DELIO ROSSI in collegamento a ‘NMM’

“La Lazio poteva vincere, l’ho vista meglio di altre volte, ma chiaramente non è quella di inizio stagione. Ha avuto le sue occasioni, ma non ha dominato l’avversario. E’ un peccato perché è stato importante sbloccare il risultato ma poi, anche se forse lo meritavi, non sei riuscito a portare a casa il successo.

Serve l’attenzione fino a 105′ ma questo dipende dal livello dei calciatori. Forse la Lazio non era quella di prima ma non è neanche quella di ora, sarà una via di mezzo.

Ora salta all’occhio il lavoro della Roma, che è stato inverso. Il derby potrebbe riportarti sopra.

L’errore di fondo è cercare il colpevole perché non risolve il problema, a 8 giornate dalla fine e con due competizioni da giocare. Si deve solo lavorare per migliorare la situazione.

Rovella e Guendouzi hanno giocato ad un livello sopra il normale, era prevedibile immaginare che non potessero continuare così. La Lazio per buona parte dell’anno ha offerto il miglior calcio.

Guendouzi squalificato a Bergamo? Ora c’è da pensare chi è a disposizione.

Lotta alla zona Champions?
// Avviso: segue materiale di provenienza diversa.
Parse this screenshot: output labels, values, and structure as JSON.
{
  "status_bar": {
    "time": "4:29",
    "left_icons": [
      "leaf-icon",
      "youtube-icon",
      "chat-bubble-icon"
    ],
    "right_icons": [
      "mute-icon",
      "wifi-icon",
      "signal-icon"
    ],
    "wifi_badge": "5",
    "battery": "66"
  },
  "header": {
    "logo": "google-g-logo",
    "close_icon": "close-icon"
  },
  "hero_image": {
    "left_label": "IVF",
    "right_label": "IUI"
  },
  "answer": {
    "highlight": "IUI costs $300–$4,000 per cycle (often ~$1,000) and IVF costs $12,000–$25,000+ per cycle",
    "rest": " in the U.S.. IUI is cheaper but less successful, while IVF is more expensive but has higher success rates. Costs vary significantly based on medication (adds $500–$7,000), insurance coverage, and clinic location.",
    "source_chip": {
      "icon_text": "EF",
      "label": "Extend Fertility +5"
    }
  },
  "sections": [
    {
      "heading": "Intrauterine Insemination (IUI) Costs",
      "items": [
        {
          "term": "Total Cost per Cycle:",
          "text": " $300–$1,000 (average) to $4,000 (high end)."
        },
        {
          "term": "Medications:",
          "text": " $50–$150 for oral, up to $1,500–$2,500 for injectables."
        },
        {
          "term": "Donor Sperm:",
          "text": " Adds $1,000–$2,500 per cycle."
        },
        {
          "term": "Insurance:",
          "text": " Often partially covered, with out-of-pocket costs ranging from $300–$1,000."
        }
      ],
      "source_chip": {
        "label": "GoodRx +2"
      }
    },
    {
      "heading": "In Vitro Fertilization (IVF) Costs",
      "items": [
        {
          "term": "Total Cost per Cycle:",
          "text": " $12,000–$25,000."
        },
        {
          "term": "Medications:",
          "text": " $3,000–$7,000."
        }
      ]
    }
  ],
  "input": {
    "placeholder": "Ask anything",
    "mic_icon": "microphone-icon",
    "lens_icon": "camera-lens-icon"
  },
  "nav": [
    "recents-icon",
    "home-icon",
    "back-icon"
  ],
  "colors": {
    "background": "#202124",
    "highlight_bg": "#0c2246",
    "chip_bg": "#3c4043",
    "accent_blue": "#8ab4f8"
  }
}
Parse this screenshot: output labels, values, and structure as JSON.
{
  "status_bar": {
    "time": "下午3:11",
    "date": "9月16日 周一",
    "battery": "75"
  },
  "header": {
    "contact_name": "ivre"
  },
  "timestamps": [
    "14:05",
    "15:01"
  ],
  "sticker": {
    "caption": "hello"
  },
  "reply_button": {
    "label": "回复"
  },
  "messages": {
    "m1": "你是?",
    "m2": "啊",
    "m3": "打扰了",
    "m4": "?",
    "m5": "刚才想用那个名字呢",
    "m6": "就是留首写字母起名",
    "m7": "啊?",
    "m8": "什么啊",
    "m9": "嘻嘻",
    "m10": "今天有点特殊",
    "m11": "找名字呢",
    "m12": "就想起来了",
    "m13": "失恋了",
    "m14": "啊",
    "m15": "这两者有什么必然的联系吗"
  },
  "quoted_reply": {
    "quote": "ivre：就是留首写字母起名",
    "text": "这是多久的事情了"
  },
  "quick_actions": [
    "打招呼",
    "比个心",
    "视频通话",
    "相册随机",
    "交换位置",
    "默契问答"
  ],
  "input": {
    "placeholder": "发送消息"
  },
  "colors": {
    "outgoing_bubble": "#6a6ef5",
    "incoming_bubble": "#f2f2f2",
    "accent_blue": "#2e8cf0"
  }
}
Non credo che il quarto posto sia andato, serve tenere alta la tensione. Il derby può affossarti o risollevarti, per me finché c’è vita c’è speranza. Io in un clima di scoramento, tenterei di compattare l’ambiente. Solo allenatore e giocatori possono risollevare il momento.

Rigore per la Lazio? Per me non c’è rigore.

Castellanos è un giocatore che fa giocare bene gli altri. Non è un bomber. Non ha le caratteristiche di un finalizzatore.

Tavares, se fosse rimasto quello delle prime 10-12 partite non ci saremmo spiegato il perché del ‘regalo’ dell’Arsenal. Ce ne fossere comunque di giocatori come lui: io preferisco questi, che alternano cose buone ad altri, anziché chi fa sempre prove da 6.

Vedo una squadra seria ma che fa fatica e soprattutto non vedo, eccezion fatta per Pedro e un po’ Guendouzi, leader.

Dia prima faceva la differenza, ora è molto in difficoltà. Io avrei fatto giocare titolare Noslin, che fa fatica, ma è più tecnico di Tchaouna e quindi lo aspetterei.

Forse bisognava trovare un giocare un calciatore con le caratteristiche di Leiva, so che non è facile, ma serve dare in entrambe le fasi ciò che dava lui.

In questo momento le cose vanno male quindi è facile parlare di ciò che manca, c’era da premunirsi prima.

Non parlerei dei singoli ma del collettivo che prima girava bene. Prima la Lazio ribaltava il campo e magari rubava palla anche negli ultimi 30 metri, ora fa più fatica, c’è meno ritmo”.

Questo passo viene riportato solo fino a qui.